Et ceci jusqu’à l’établissement d’une pauvreté insupportable et d’un chaos invivable dont ils espèrent faire le déclencheur de leur révolution.
C’est l histoire de l arroseur arrosé. Lol
il y en a qui, surement, sont contents et en redemandent : Staline et ses petits-enfants se sont montrés persuasifs !
M. Piolle, qui s’est déconstruit afin de se mieux reconstruire, a
visiblement atteint son objectif.
Désormais, aucune place ne doit
être laissée aux citoyens normaux,
désireux de calme, de propreté, de
sécurité.
Résumons : en France « on » chasse non seulement les Juifs mais aussi
les familles aisées. Ça craint, comme disent les gamins.
Étant donné la population actuelle de certaines villes, dont Grenoble, il sera de plus en plus difficile de déloger ces élus pervertis par leur idéologie malsaine.
C’est une bonne chose. Ces quartiers bourgeois votent écolo ou Macron maintenant. Ce sont eux qui nous imposent les problèmes. Il est bon qu’ils les assument aussi.
C’est du 12ème degré ???
dans quelques mois les élections. Piolle a été élu en 2014 et réélu en 2020. Visiblement les Grenoblois sont satisfait de sa gestion, alors… qu’ils se démerdent ! En revanche, bon courage à celui qui arrivera derrière ( si ce n’est pas un wokiste convaincu)
A force de subir les lubies de Piolle, les Grenoblois ont peut être enfin compris et feront en sorte le viré manu militari
Preuve en est que les écologistes ne sont rien d’autre que des staliniens.
Autrefois, un quartier populaire était un quartier ouvrier où on vivait modestement mais en sécurité. Maintenant un quartier populaire est un quartier habité et géré par la racaille souvent d’origine immigrée où on n’est pas du tout en sécurité..

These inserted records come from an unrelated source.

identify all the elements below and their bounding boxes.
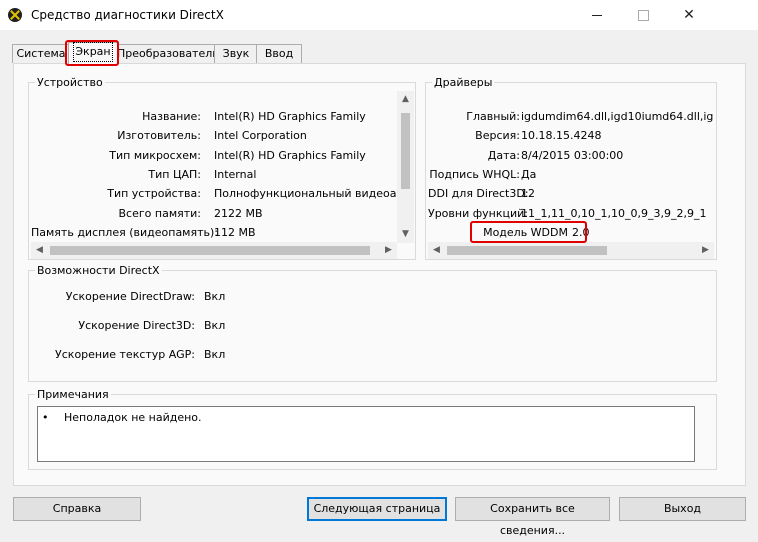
- device-group: Устройство Название: Intel(R) HD Graphic…: [28, 76, 416, 260]
- feature-row: Ускорение DirectDraw: Вкл: [65, 290, 226, 303]
- driver-row: Подпись WHQL: Да: [429, 168, 537, 181]
- scroll-thumb[interactable]: [401, 113, 410, 189]
- close-icon: ✕: [683, 7, 695, 23]
- tab-render[interactable]: Преобразователь: [116, 44, 219, 63]
- minimize-icon: [592, 14, 602, 16]
- device-row: Название: Intel(R) HD Graphics Family: [142, 110, 366, 123]
- scroll-thumb[interactable]: [447, 246, 607, 255]
- highlight-wddm-model: [470, 221, 587, 243]
- features-group-title: Возможности DirectX: [35, 264, 162, 278]
- device-info-list[interactable]: Название: Intel(R) HD Graphics Family Из…: [31, 91, 397, 243]
- tab-system[interactable]: Система: [12, 44, 70, 63]
- driver-row: Версия: 10.18.15.4248: [475, 129, 602, 142]
- device-row: Тип микросхем: Intel(R) HD Graphics Fami…: [109, 149, 366, 162]
- window-title: Средство диагностики DirectX: [31, 8, 224, 22]
- display-tab-panel: Устройство Название: Intel(R) HD Graphic…: [13, 63, 746, 486]
- maximize-button[interactable]: [620, 0, 666, 30]
- feature-row: Ускорение Direct3D: Вкл: [78, 319, 226, 332]
- highlight-tab-display: [65, 40, 119, 66]
- directx-features-group: Возможности DirectX Ускорение DirectDraw…: [28, 264, 717, 382]
- drivers-horizontal-scrollbar[interactable]: ◀ ▶: [428, 242, 714, 259]
- title-bar: Средство диагностики DirectX ✕: [0, 0, 758, 30]
- scroll-up-icon[interactable]: ▲: [397, 91, 414, 108]
- drivers-group-title: Драйверы: [432, 76, 495, 90]
- driver-row: Дата: 8/4/2015 03:00:00: [487, 149, 624, 162]
- save-all-button[interactable]: Сохранить все сведения...: [455, 497, 610, 537]
- scroll-left-icon[interactable]: ◀: [31, 242, 48, 259]
- scroll-right-icon[interactable]: ▶: [697, 242, 714, 259]
- device-group-title: Устройство: [35, 76, 105, 90]
- directx-icon: [8, 8, 22, 22]
- device-row: Всего памяти: 2122 MB: [118, 207, 263, 220]
- device-row: Тип устройства: Полнофункциональный виде…: [107, 187, 397, 200]
- device-row: Тип ЦАП: Internal: [148, 168, 257, 181]
- notes-group-title: Примечания: [35, 388, 111, 402]
- device-horizontal-scrollbar[interactable]: ◀ ▶: [31, 242, 397, 259]
- scroll-right-icon[interactable]: ▶: [380, 242, 397, 259]
- notes-box[interactable]: • Неполадок не найдено.: [37, 406, 695, 462]
- help-button[interactable]: Справка: [13, 497, 141, 521]
- feature-row: Ускорение текстур AGP: Вкл: [55, 348, 226, 361]
- list-item: • Неполадок не найдено.: [42, 411, 202, 424]
- driver-row: Главный: igdumdim64.dll,igd10iumd64.dll,…: [466, 110, 714, 123]
- tab-sound[interactable]: Звук: [214, 44, 258, 63]
- scroll-down-icon[interactable]: ▼: [397, 226, 414, 243]
- bullet-icon: •: [42, 411, 49, 424]
- tab-input[interactable]: Ввод: [256, 44, 302, 63]
- maximize-icon: [637, 9, 649, 21]
- minimize-button[interactable]: [574, 0, 620, 30]
- exit-button[interactable]: Выход: [619, 497, 746, 521]
- scroll-left-icon[interactable]: ◀: [428, 242, 445, 259]
- device-row: Изготовитель: Intel Corporation: [117, 129, 307, 142]
- next-page-button[interactable]: Следующая страница: [307, 497, 447, 521]
- device-row: Память дисплея (видеопамять): 112 MB: [31, 226, 256, 239]
- driver-row: DDI для Direct3D: 12: [428, 187, 535, 200]
- close-button[interactable]: ✕: [666, 0, 712, 30]
- scroll-thumb[interactable]: [50, 246, 370, 255]
- device-vertical-scrollbar[interactable]: ▲ ▼: [397, 91, 414, 243]
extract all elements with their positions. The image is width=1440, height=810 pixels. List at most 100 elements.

Si Piolle est réélu, je conseillerai aux «riches » de Grenoble de vendre et de partir .Grenoble deviendra un « Trappes » ou une « Courneuve » et tous ces écolos gauchistes y vivront heureux .
Il ne se représente pas.
C’est une bonne nouvelle. Mais il a sans doute un dauphin bien préparé ?
Il a dû bien préparer sa retraite…
Ils sont déjà en train de se barrer
Cela me fait penser à cette historiette de celui qui a de la fièvre, et de dépit, finit par… casser le thermomètre.
Pauvre politicien. C’est qui et quoi les ghettos de riches ? Si je vais à Grenoble, je veux voir la ville et ses alentours, en toute tranquillité et sécurité. Je connais un peu ce qu’on appelle » le centre-ville » ( assez grand ) et je ne vois pas ce que ce M. appelle les ghettos de riches ?
je ne vois pas ce que ce M. appelle les ghettos de riches
#
Tout ce qui n’est pas la racaille susceptible de le soutenir!
A Grenoble lEric Piaule met ceux qui sont élus dans la case des nuisibles. Fallait réfléchir avant de voter.
C’est étonnant comme une « majorité » de français vote, ou du moins, a de la sympathie pour ces élus qui cherchent à les détruire. La bienpensance a rongé les cerveaux.